We will now train our model using train method from caret library, this method will automatically find value of k using cross validation. Here we are using repeated cross validation method using trainControl . Number denotes either the number of folds and ‘repeats’ is for repeated ‘r’ fold cross validation. In this case, 3 separate 10-fold validations are used.
# Setting up train controls
repeats = 3
numbers = 10
tunel = 20
trnCntrl = trainControl(method = "repeatedcv",
number = numbers,
repeats = repeats,
classProbs = TRUE,
summaryFunction = twoClassSummary)
# KNN using train method fron caret
set.seed(123)
wineKnn <- train(quality~. , data = wine_trainsc, method = "knn",
trControl = trnCntrl,
metric = "ROC",
tuneLength = tunel)
# Summary of model
wineKnn
## k-Nearest Neighbors
##
## 1120 samples
## 11 predictor
## 2 classes: 'High', 'Low'
##
## No pre-processing
## Resampling: Cross-Validated (10 fold, repeated 3 times)
## Summary of sample sizes: 1008, 1008, 1009, 1008, 1007, 1008, ...
## Resampling results across tuning parameters:
##
## k ROC Sens Spec
## 5 0.7994567 0.7846704 0.6737421
## 7 0.8006876 0.7712806 0.6679487
## 9 0.8111298 0.7829473 0.6903120
## 11 0.8109276 0.7696045 0.6979923
## 13 0.8112747 0.7729379 0.6999032
## 15 0.8123058 0.7667797 0.6973149
## 17 0.8131111 0.7740113 0.6998670
## 19 0.8161605 0.7690113 0.7069424
## 21 0.8131647 0.7701036 0.7037978
## 23 0.8139441 0.7701130 0.7069787
## 25 0.8145111 0.7712524 0.6998791
## 27 0.8135681 0.7701412 0.6922109
## 29 0.8129872 0.7696045 0.6979560
## 31 0.8114864 0.7745763 0.6896710
## 33 0.8120940 0.7746045 0.6934930
## 35 0.8145213 0.7706968 0.6992501
## 37 0.8147393 0.7679190 0.6947750
## 39 0.8140626 0.7779567 0.6941461
## 41 0.8151652 0.7751412 0.6966860
## 43 0.8151473 0.7729190 0.6934930
##
## ROC was used to select the optimal model using the largest value.

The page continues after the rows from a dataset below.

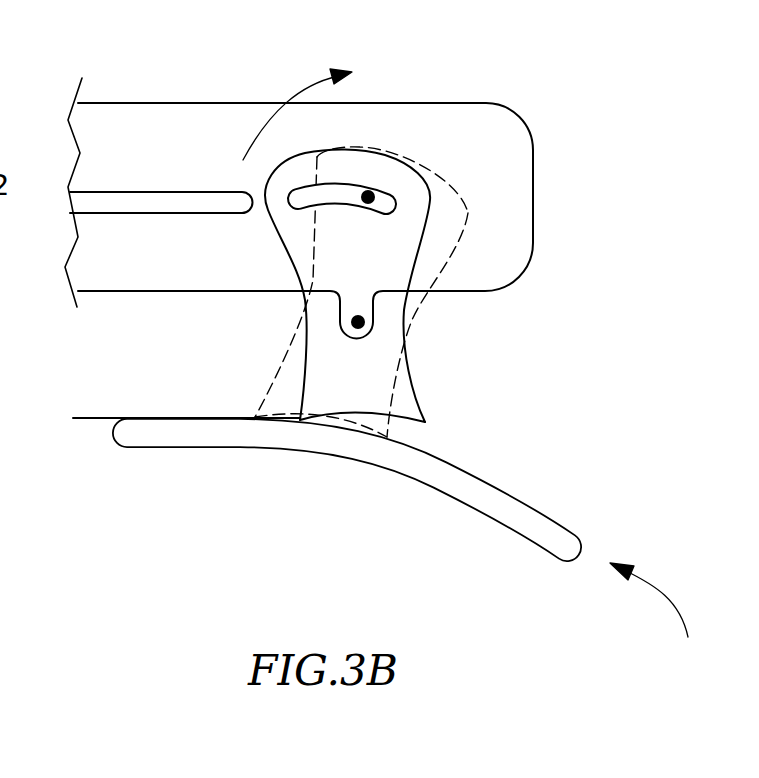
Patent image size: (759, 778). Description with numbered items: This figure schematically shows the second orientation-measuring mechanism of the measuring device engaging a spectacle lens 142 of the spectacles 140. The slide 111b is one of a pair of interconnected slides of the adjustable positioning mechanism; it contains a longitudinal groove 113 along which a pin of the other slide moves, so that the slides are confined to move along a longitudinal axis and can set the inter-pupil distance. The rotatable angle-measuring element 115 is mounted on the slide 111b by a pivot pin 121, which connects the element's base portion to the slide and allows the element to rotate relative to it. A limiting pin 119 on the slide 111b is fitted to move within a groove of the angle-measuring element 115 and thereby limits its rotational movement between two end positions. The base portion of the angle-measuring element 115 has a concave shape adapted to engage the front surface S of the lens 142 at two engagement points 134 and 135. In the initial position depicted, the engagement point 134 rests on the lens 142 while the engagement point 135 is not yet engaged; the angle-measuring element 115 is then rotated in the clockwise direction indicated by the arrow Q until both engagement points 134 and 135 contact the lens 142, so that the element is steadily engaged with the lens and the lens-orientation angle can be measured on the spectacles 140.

The slide 111b is at (225, 127).
The longitudinal groove 113 is at (78, 199).
The angle-measuring element 115 is at (387, 243).
The limiting pin 119 is at (367, 192).
The pivot pin 121 is at (362, 318).
The engagement point 134 is at (298, 420).
The engagement point 135 is at (425, 421).
The spectacles 140 is at (660, 620).
The spectacle lens 142 is at (192, 432).
The frame front surface S is at (125, 417).
The arrow indicating clockwise rotation Q is at (295, 114).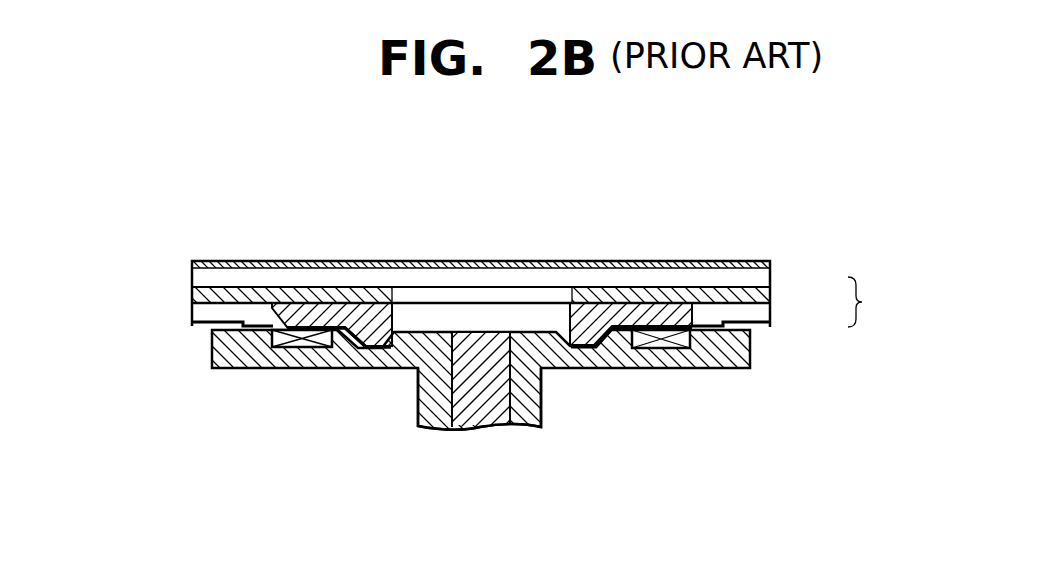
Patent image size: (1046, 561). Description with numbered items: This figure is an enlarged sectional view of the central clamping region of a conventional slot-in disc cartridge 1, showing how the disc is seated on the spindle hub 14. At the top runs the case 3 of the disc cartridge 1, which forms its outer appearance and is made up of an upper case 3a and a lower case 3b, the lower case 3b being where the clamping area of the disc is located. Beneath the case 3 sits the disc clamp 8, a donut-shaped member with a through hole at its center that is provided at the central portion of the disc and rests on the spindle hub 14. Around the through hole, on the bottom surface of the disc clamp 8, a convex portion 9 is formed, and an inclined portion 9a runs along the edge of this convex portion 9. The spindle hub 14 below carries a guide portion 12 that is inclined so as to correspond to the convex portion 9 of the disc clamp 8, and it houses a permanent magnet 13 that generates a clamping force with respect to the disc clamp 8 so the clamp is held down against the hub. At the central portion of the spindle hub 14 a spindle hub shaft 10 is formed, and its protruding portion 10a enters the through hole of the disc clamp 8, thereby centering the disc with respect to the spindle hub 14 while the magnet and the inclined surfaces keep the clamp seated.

The disc cartridge 1 is at (743, 260).
The case 3 is at (868, 302).
The upper case 3a is at (770, 266).
The lower case 3b is at (770, 327).
The disc clamp 8 is at (598, 305).
The convex portion 9 is at (583, 349).
The inclined portion 9a is at (374, 327).
The spindle hub shaft 10 is at (478, 430).
The protruding portion 10a is at (518, 332).
The guide portion 12 is at (606, 350).
The permanent magnet 13 is at (670, 349).
The spindle hub 14 is at (398, 391).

## The final value used for the model was k = 19.
# Plot to visualize optimal k selection
plot(wineKnn)
The plot above shows optimal value for k as 19 . And the final model was built using K = 19
Finally to make predictions on our test set, we use predict function in which the first argument is the formula to be applied and second argument is the new data on which we want the predictions.
# Predict values using model
test_pred <- predict(wineKnn ,wine_testsc, type = "prob")
# Reforctoring values in two classes
test_pred$final <- as.factor(ifelse(test_pred$High > 0.5 ,"High","Low"))
#Evaluating model performance
confusionMatrix(wineTest_label, test_pred$final)
## Confusion Matrix and Statistics
##
## Reference
## Prediction High Low
## High 200 56
## Low 78 145
##
## Accuracy : 0.7203
## 95% CI : (0.6777, 0.76)
## No Information Rate : 0.5804
## P-Value [Acc > NIR] : 1.513e-10
##
## Kappa : 0.4342
## Mcnemar's Test P-Value : 0.06966
##
## Sensitivity : 0.7194
## Specificity : 0.7214
## Pos Pred Value : 0.7813
## Neg Pred Value : 0.6502
## Prevalence : 0.5804
## Detection Rate : 0.4175
## Detection Prevalence : 0.5344
## Balanced Accuracy : 0.7204
##
## 'Positive' Class : High
##
Here we have accuracy of ~ 72 % .Our Classifier can be further tunned to incrase accuracy.
This concludes our exercise of building a kNN classifier.